La MRC Mékinac a la responsabilité de la gestion des cours d’eau sur le territoire, mais elle a des ententes avec neuf des dix municipalités prévoyant la délégation de ce pouvoir. Cette gestion implique évidemment d’intervenir lorsque les constructions érigées par les castors font ou risque de causer des dégâts aux infrastructures.

«Il y a eu de grosses inondations l’automne dernier causées par les castors sur les terres agricoles qui bordent les rivières Mékinac et des Envies», explique Pascale Dion, coordonnatrice au développement de la zone agricole à la MRC.

Trappeur depuis plus de 50 ans, Gilles Gauthier exhibe ici un piège à castor règlementaire qui brise la nuque de la bête, entrainant sa perte de conscience et son insensibilité puis sa mort moins d’une minute plus tard.

Saint-Tite est la seule municipalité du territoire qui réfère les cas problématiques à la MRC, les autres les prenant en charge elles-mêmes. Comme gestionnaire des cours d’eau, Pascale Dion fait alors appel à deux trappeurs de la région pour intervenir. «La première étape, c’est le trappage des bêtes puis après, le démantèlement du barrage avec de la machinerie lourde au besoin si c’est imposant.»
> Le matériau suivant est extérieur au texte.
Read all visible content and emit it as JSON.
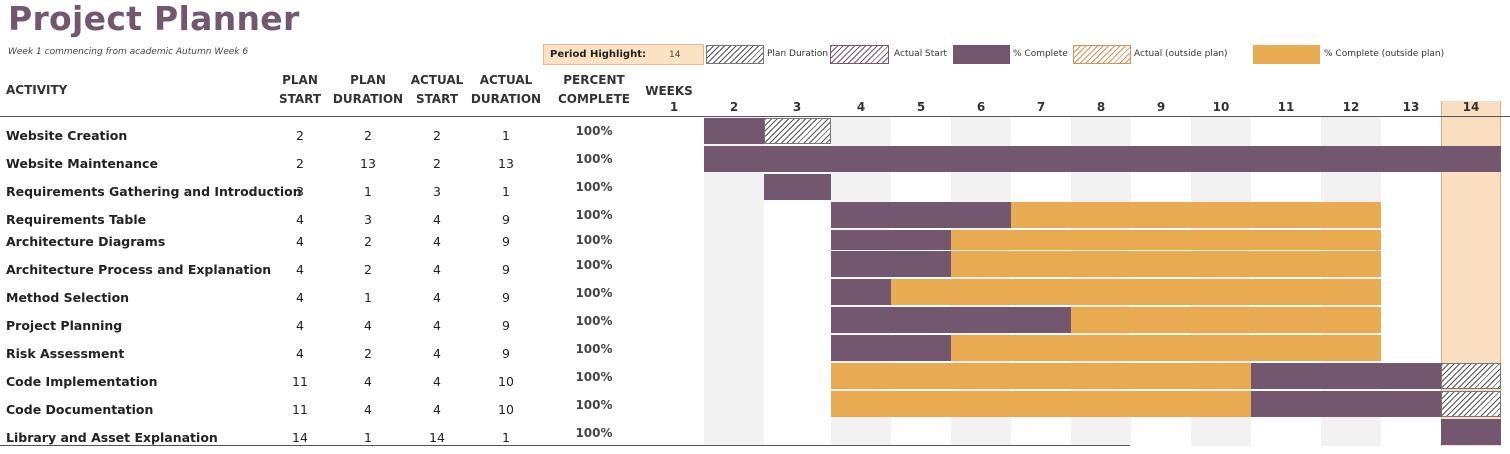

Toutes les municipalités fonctionnent à forfait, c’est-à-dire rétribue pour chaque intervention sauf Lac-aux-Sables qui accorde un contrat depuis quelques années à Lizotte Solutions, une firme de Saint-Roch-des-Aulnaies spécialisée dans la gestion du risque des activités du castor. «À cause de ses lacs et des bassins versants, c’est un endroit qui offre plus d’opportunités aux castors pour s’y établir», explique Pascale Dion. Dans le cas de Lizotte Solutions, leur équipe vient systématiquement surveiller le territoire  et intervenir au besoin.
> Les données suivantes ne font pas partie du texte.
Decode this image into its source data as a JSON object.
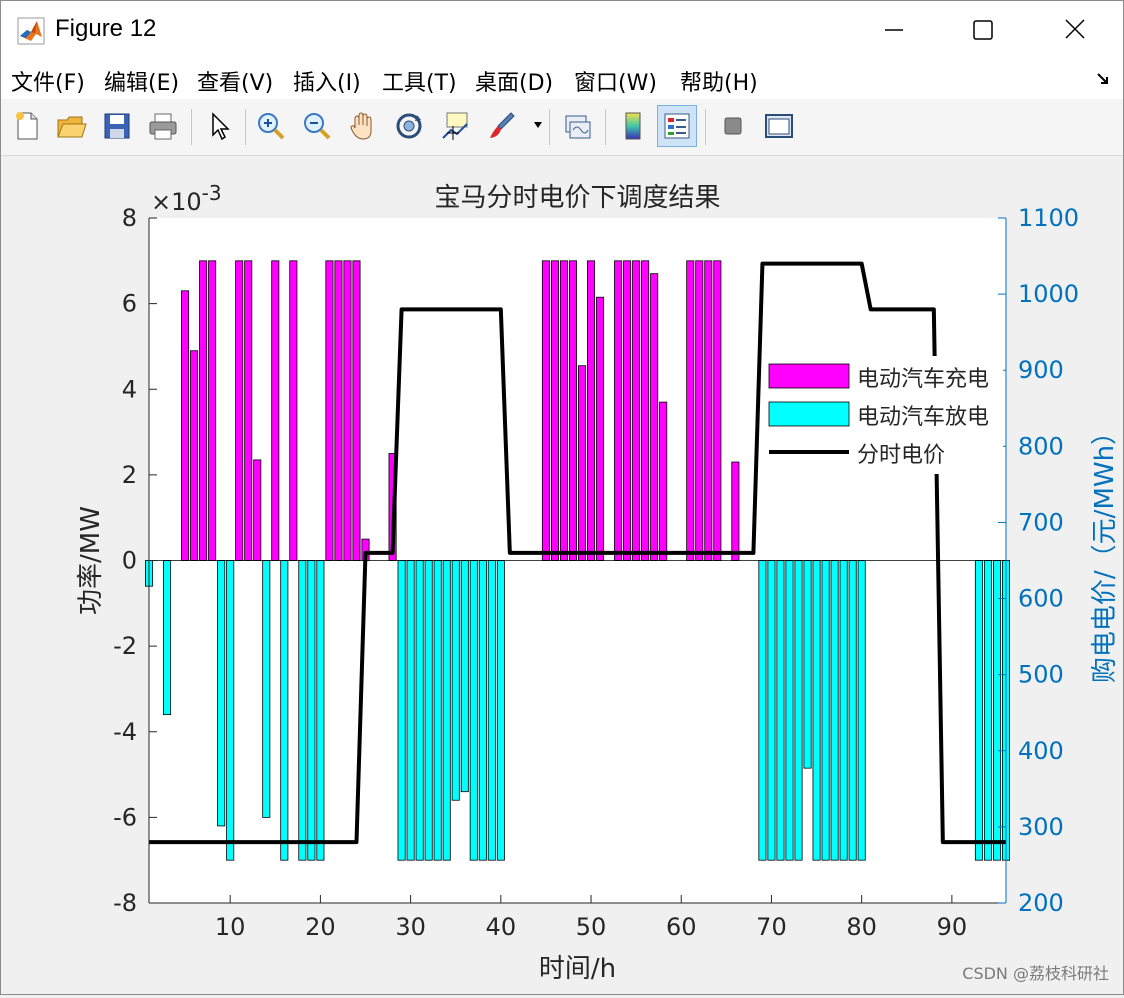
{
  "window": {
    "title": "Figure 12",
    "controls": {
      "minimize": "minimize-icon",
      "maximize": "maximize-icon",
      "close": "close-icon"
    }
  },
  "menu": {
    "items": [
      "文件(F)",
      "编辑(E)",
      "查看(V)",
      "插入(I)",
      "工具(T)",
      "桌面(D)",
      "窗口(W)",
      "帮助(H)"
    ]
  },
  "toolbar": {
    "icons": [
      "new-figure-icon",
      "open-file-icon",
      "save-icon",
      "print-icon",
      "pointer-icon",
      "zoom-in-icon",
      "zoom-out-icon",
      "pan-icon",
      "rotate-3d-icon",
      "data-cursor-icon",
      "brush-icon",
      "link-plot-icon",
      "colorbar-icon",
      "legend-icon",
      "hide-plot-tools-icon",
      "show-plot-tools-icon"
    ]
  },
  "colors": {
    "charge": "#ff00ff",
    "discharge": "#00ffff",
    "price": "#000000",
    "right_axis": "#0072bd"
  },
  "watermark": "CSDN @荔枝科研社",
  "chart_data": {
    "type": "bar",
    "title": "宝马分时电价下调度结果",
    "xlabel": "时间/h",
    "ylabel": "功率/MW",
    "ylabel_right": "购电电价/（元/MWh）",
    "y_exponent": "×10-3",
    "xlim": [
      1,
      96
    ],
    "ylim": [
      -8,
      8
    ],
    "ylim_right": [
      200,
      1100
    ],
    "xticks": [
      10,
      20,
      30,
      40,
      50,
      60,
      70,
      80,
      90
    ],
    "yticks": [
      -8,
      -6,
      -4,
      -2,
      0,
      2,
      4,
      6,
      8
    ],
    "yticks_right": [
      200,
      300,
      400,
      500,
      600,
      700,
      800,
      900,
      1000,
      1100
    ],
    "legend_position": "right",
    "series": [
      {
        "name": "电动汽车充电",
        "kind": "bar",
        "points": [
          [
            5,
            6.3
          ],
          [
            6,
            4.9
          ],
          [
            7,
            7
          ],
          [
            8,
            7
          ],
          [
            11,
            7
          ],
          [
            12,
            7
          ],
          [
            13,
            2.35
          ],
          [
            15,
            7
          ],
          [
            17,
            7
          ],
          [
            21,
            7
          ],
          [
            22,
            7
          ],
          [
            23,
            7
          ],
          [
            24,
            7
          ],
          [
            25,
            0.5
          ],
          [
            28,
            2.5
          ],
          [
            45,
            7
          ],
          [
            46,
            7
          ],
          [
            47,
            7
          ],
          [
            48,
            7
          ],
          [
            49,
            4.55
          ],
          [
            50,
            7
          ],
          [
            51,
            6.15
          ],
          [
            53,
            7
          ],
          [
            54,
            7
          ],
          [
            55,
            7
          ],
          [
            56,
            7
          ],
          [
            57,
            6.7
          ],
          [
            58,
            3.7
          ],
          [
            61,
            7
          ],
          [
            62,
            7
          ],
          [
            63,
            7
          ],
          [
            64,
            7
          ],
          [
            66,
            2.3
          ]
        ]
      },
      {
        "name": "电动汽车放电",
        "kind": "bar",
        "points": [
          [
            1,
            -0.6
          ],
          [
            3,
            -3.6
          ],
          [
            9,
            -6.2
          ],
          [
            10,
            -7
          ],
          [
            14,
            -6
          ],
          [
            16,
            -7
          ],
          [
            18,
            -7
          ],
          [
            19,
            -7
          ],
          [
            20,
            -7
          ],
          [
            29,
            -7
          ],
          [
            30,
            -7
          ],
          [
            31,
            -7
          ],
          [
            32,
            -7
          ],
          [
            33,
            -7
          ],
          [
            34,
            -7
          ],
          [
            35,
            -5.6
          ],
          [
            36,
            -5.4
          ],
          [
            37,
            -7
          ],
          [
            38,
            -7
          ],
          [
            39,
            -7
          ],
          [
            40,
            -7
          ],
          [
            69,
            -7
          ],
          [
            70,
            -7
          ],
          [
            71,
            -7
          ],
          [
            72,
            -7
          ],
          [
            73,
            -7
          ],
          [
            74,
            -4.85
          ],
          [
            75,
            -7
          ],
          [
            76,
            -7
          ],
          [
            77,
            -7
          ],
          [
            78,
            -7
          ],
          [
            79,
            -7
          ],
          [
            80,
            -7
          ],
          [
            93,
            -7
          ],
          [
            94,
            -7
          ],
          [
            95,
            -7
          ],
          [
            96,
            -7
          ]
        ]
      },
      {
        "name": "分时电价",
        "kind": "line",
        "axis": "right",
        "x": [
          1,
          24,
          25,
          28,
          29,
          40,
          41,
          68,
          69,
          80,
          81,
          88,
          89,
          96
        ],
        "y": [
          280,
          280,
          660,
          660,
          980,
          980,
          660,
          660,
          1040,
          1040,
          980,
          980,
          280,
          280
        ]
      }
    ]
  }
}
Trapper les castors en dehors de la période permise – du 25 octobre à la fin février sur notre territoire – peut se faire, mais en obtenant une autorisation spéciale du ministère des Forêts, de la Faune, et des Parcs (MFFP). C’est d’ailleurs souvent le cas puisque le rongeur commence ses travaux de construction durant l’été pour être prêt à l’automne. Le démantèlement de leurs barrages est aussi strictement réglementé et autorisé seulement s’ils sont susceptibles d’entraîner des dommages. «Les castors font partie de notre écosystème, rappelle d’ailleurs Pascale Dion. Pour certains, ça peut même devenir un attrait touristique.»

Plus de castors qu’auparavant?

Si certains ont l’impression qu’on retrouve plus de castors aujourd’hui, ce n’est pas une illusion soutient Gilles Gauthier, un trappeur de Saint-Tite qui s’adonne à cette activité depuis son tout jeune âge et qui collabore avec la MRC. L’homme de 76 ans met ça sur le compte du prix des fourrures qui est à plat depuis trois ans et la popularité grandissante des élevages auprès des fourreurs qui obtiennent de la matière première à meilleur coût.

«J’ai vendu 21 peaux de castor l’automne dernier pour environ 13$ en moyenne chaque. Tu ne fais plus d’argent avec ça», souligne celui qui ajoute que la fourrure sauvage demeure tout de même recherchée parce que de meilleure qualité. «La fourrure d’élevage est plus épaisse et  plus lourde. Ça fait des manteaux plus pesants à porter. »

Résultat de ce désintérêt envers le castor, moins de trappeurs s’y adonnent et les petites bêtes ont la faculté de se  reproduire rapidement. «À 18 mois, un castor est mature et en mesure de s’accoupler. Ça fait qu’avec un couple de castors en liberté qui a une portée de deux ou trois bébés, la famille va se retrouver à environ une vingtaine de membres moins de quatre ans plus tard», termine Gilles Gauthier.